08International transfers & data residency
At sign-in you can choose an EU data-residency jurisdiction for your database, enforced at the infrastructure level by Cloudflare's D1 jurisdiction guarantee — not merely a policy promise. Where personal data is transferred outside the EEA (for example by a sub-processor), we rely on appropriate safeguards such as the European Commission's Standard Contractual Clauses. See theDPA for details.
09Retention
We keep central account, membership and metadata for as long as your workspace is active, and for a limited period afterwards as needed for security, dispute resolution and legal obligations. Your business data in your own Cloudflare account is retained by you, under your control — revoking the OAuth grant locks us out while your data stays with you. You can delete your workspace data directly in your own account at any time.
10Your rights
Subject to applicable law, you may have the right to:
- access the personal data we hold about you;
- rectify inaccurate data;
- erase data ("right to be forgotten") where a legal basis to keep it no longer applies;
- receive your data in a portable format and, where feasible, have it transmitted;
- restrict or object to certain processing; and
- withdraw consent where processing is based on it.

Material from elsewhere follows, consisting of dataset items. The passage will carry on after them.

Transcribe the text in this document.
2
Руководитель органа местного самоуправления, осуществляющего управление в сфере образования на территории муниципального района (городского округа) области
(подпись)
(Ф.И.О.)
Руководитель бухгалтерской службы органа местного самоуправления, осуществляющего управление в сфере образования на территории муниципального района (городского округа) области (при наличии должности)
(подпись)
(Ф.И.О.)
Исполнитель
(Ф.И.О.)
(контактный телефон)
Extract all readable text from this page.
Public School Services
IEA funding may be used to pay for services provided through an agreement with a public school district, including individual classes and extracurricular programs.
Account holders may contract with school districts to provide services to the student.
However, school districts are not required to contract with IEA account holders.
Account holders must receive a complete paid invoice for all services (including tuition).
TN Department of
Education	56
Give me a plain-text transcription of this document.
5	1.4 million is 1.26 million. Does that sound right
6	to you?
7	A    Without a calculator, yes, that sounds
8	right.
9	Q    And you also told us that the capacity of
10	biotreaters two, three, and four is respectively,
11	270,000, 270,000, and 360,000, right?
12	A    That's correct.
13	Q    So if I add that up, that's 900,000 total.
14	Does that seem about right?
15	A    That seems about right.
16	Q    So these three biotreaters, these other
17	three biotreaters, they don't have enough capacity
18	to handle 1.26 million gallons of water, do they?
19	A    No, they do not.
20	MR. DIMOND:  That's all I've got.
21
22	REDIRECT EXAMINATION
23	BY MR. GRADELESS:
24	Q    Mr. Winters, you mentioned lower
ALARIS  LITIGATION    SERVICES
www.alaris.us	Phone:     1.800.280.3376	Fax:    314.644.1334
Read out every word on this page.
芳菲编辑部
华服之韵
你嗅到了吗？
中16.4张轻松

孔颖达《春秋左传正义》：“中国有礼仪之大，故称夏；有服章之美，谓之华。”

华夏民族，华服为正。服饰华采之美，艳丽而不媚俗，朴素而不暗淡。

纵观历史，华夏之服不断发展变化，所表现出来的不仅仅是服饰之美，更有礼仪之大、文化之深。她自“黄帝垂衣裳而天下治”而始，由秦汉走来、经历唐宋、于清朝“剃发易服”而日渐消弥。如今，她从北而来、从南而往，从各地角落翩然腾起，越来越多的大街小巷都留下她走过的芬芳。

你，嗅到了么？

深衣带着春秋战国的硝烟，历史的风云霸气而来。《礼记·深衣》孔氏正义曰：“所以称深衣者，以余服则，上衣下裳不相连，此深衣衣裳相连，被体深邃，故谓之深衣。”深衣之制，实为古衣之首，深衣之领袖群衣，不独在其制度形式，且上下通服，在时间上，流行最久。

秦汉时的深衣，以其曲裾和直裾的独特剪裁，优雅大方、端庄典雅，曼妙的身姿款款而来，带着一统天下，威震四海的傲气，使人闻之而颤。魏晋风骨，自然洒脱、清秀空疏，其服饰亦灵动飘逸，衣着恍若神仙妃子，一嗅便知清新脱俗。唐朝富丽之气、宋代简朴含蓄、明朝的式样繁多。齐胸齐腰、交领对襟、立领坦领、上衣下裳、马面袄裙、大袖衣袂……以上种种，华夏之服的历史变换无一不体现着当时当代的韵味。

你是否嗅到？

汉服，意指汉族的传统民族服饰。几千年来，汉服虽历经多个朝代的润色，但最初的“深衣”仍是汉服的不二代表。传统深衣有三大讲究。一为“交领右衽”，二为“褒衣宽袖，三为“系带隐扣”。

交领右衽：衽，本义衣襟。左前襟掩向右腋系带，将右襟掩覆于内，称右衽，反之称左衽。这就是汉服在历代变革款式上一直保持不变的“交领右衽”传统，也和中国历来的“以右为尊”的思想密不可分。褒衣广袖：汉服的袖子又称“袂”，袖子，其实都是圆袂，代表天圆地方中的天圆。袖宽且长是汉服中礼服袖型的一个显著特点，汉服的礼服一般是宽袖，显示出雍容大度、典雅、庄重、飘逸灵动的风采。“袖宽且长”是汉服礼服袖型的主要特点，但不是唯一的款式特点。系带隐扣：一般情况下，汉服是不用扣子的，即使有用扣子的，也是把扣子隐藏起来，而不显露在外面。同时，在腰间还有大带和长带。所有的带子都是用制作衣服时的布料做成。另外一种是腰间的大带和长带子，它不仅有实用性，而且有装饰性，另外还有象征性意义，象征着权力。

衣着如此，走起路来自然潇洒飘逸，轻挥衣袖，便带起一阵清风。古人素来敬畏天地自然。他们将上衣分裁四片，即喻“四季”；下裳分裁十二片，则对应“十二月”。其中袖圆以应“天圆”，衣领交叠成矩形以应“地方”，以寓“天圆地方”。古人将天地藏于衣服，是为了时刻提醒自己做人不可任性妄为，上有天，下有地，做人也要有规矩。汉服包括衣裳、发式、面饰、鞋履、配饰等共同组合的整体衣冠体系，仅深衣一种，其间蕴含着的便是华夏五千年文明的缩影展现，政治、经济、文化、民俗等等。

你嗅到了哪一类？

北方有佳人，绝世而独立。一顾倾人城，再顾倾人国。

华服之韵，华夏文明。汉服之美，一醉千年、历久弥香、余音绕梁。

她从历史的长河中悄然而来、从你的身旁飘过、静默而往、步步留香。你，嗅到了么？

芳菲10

To exercise any of these, contact support@zorc.se. For data held in your own Cloudflare account, you can also act directly on it there. You may lodge a complaint with your supervisory authority — in Sweden, the Integritetsskyddsmyndigheten (IMY).
12Contact
Questions about this policy or your data? Email support@zorc.se. We have not appointed a statutory Data Protection Officer; privacy enquiries reach the team through this address.
13Changes
We may update this policy as the Service evolves. Material changes update the "last updated" date above and, where appropriate, we will notify you.